Personal information
- Born: August 27, 1998 (age 28) Monroe, Louisiana, U.S.
- Listed height: 6 ft 2 in (1.88 m)
- Listed weight: 312 lb (142 kg)

Career information
- High school: Neville (Monroe, Louisiana)
- College: LSU (2016–2019)
- NFL draft: 2020: 4th round, 131st overall pick

Career history
- Arizona Cardinals (2020–2022); Miami Dolphins (2023)*; Carolina Panthers (2023)*; Houston Texans (2023)*; Denver Broncos (2024)*; San Antonio Brahmas (2025); Houston Gamblers (2026);
- * Offseason or practice squad member only

Awards and highlights
- CFP national champion (2019); Second-team All-SEC (2019);

Career NFL statistics
- Total tackles: 30
- Forced fumbles: 1
- Stats at Pro Football Reference

= Rashard Lawrence =

American football player (born 1998)

Rashard Lawrence (born August 27, 1998) is an American professional football nose tackle. He played college football for the LSU Tigers and was selected by the Arizona Cardinals in the fourth round of the 2020 NFL draft.

==Early life==
Lawrence attended Neville High School in Monroe, Louisiana. He was selected to play in the 2016 Under Armour All-America Game, but did not play due to injury. A five-star recruit, he committed to Louisiana State University (LSU) to play college football.

==College career==
As a true freshman at LSU in 2016, Lawrence played in nine games and had six tackles and one sack. He became a starter his sophomore year in 2017. He started 10 games, recording 32 tackles and 1.5 sacks. As a junior in 2018, he started all 13 games, finishing with 54 tackles and four sacks. He was named the MVP of the 2019 Fiesta Bowl after recording two sacks. Lawrence returned to LSU for his senior year in 2019, rather than enter the 2019 NFL draft.

==Professional career==

Pre-draft measurables
| Height | Weight | Arm length | Hand span | Wingspan | 40-yard dash | 10-yard split | 20-yard split | Three-cone drill | Bench press |
| 6 ft 2 in (1.88 m) | 308 lb (140 kg) | 34+1⁄8 in (0.87 m) | 11 in (0.28 m) | 6 ft 8+3⁄8 in (2.04 m) | 5.07 s | 1.72 s | 2.88 s | 8.03 s | 22 reps |
All values from NFL Combine

===Arizona Cardinals===
Lawrence was selected by the Arizona Cardinals in the fourth round with the 131st overall pick of the 2020 NFL draft. He was placed on injured reserve on October 17, 2020, with a calf injury. He was activated on December 1, 2020.

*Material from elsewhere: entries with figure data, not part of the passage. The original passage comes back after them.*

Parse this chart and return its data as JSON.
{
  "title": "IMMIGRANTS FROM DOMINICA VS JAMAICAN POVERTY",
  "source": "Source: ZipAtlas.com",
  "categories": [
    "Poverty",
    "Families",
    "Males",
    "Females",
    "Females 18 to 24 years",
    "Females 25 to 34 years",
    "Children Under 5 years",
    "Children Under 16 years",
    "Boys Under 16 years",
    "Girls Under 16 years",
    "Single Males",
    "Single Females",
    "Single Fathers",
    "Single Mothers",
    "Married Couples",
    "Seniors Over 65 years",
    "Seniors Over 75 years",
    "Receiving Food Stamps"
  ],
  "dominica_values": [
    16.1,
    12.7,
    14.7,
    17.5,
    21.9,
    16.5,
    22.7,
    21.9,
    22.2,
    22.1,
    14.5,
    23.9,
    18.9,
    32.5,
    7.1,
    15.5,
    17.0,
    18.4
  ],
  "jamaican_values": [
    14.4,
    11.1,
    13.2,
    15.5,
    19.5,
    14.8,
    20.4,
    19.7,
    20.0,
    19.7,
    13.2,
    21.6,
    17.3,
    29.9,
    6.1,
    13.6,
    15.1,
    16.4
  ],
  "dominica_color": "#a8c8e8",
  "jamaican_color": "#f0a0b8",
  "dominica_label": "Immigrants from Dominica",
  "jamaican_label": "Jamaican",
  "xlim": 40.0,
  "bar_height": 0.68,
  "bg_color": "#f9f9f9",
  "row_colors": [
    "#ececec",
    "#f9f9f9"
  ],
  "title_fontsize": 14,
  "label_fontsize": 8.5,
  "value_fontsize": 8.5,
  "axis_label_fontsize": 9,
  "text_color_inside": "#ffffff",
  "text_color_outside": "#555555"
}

Lawrence entered the 2021 season as the Cardinals starting nose tackle. He was placed on injured reserve on November 6, 2021 with a calf injury. He was activated on December 13.

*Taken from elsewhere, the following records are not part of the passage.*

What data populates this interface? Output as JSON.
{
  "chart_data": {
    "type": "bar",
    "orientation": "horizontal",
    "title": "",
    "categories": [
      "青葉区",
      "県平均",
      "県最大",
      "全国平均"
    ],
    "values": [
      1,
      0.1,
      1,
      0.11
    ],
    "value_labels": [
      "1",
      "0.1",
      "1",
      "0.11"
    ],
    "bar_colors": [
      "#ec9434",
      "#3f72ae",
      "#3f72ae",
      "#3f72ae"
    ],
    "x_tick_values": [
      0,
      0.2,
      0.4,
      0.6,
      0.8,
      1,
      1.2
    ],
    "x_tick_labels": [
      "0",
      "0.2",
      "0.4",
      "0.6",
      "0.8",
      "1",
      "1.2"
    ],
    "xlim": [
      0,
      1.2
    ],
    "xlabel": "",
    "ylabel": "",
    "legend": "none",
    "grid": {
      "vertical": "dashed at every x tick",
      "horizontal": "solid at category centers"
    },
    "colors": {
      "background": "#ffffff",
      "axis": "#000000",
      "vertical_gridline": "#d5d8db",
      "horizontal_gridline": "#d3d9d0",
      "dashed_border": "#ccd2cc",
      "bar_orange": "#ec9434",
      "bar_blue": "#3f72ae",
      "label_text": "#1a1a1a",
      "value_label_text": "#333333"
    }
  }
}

On October 26, 2022, Lawrence was placed on injured reserve after suffering a shoulder injury in Week 7.

On August 29, 2023, Lawrence was released by the Cardinals as part of final roster cuts before the start of the 2023 season.

===Miami Dolphins===
On August 31, 2023, Lawrence was signed to the Miami Dolphins practice squad. He was released on November 7.

===Carolina Panthers===
On November 10, 2023, Lawrence was signed to the Carolina Panthers practice squad. He was released on November 28.

===Houston Texans===
On November 30, 2023, Lawrence was signed to the Houston Texans practice squad. He was released on January 17, 2024.

===Denver Broncos===
On January 24, 2024, Lawrence signed a futures contract with the Denver Broncos. Lawrence was released by the Broncos on May 10.

=== San Antonio Brahmas ===
On November 7, 2024, Lawrence signed with the San Antonio Brahmas of the United Football League (UFL).

=== Houston Gamblers ===
On January 12, 2026, Lawrence signed with the Houston Gamblers of the United Football League (UFL).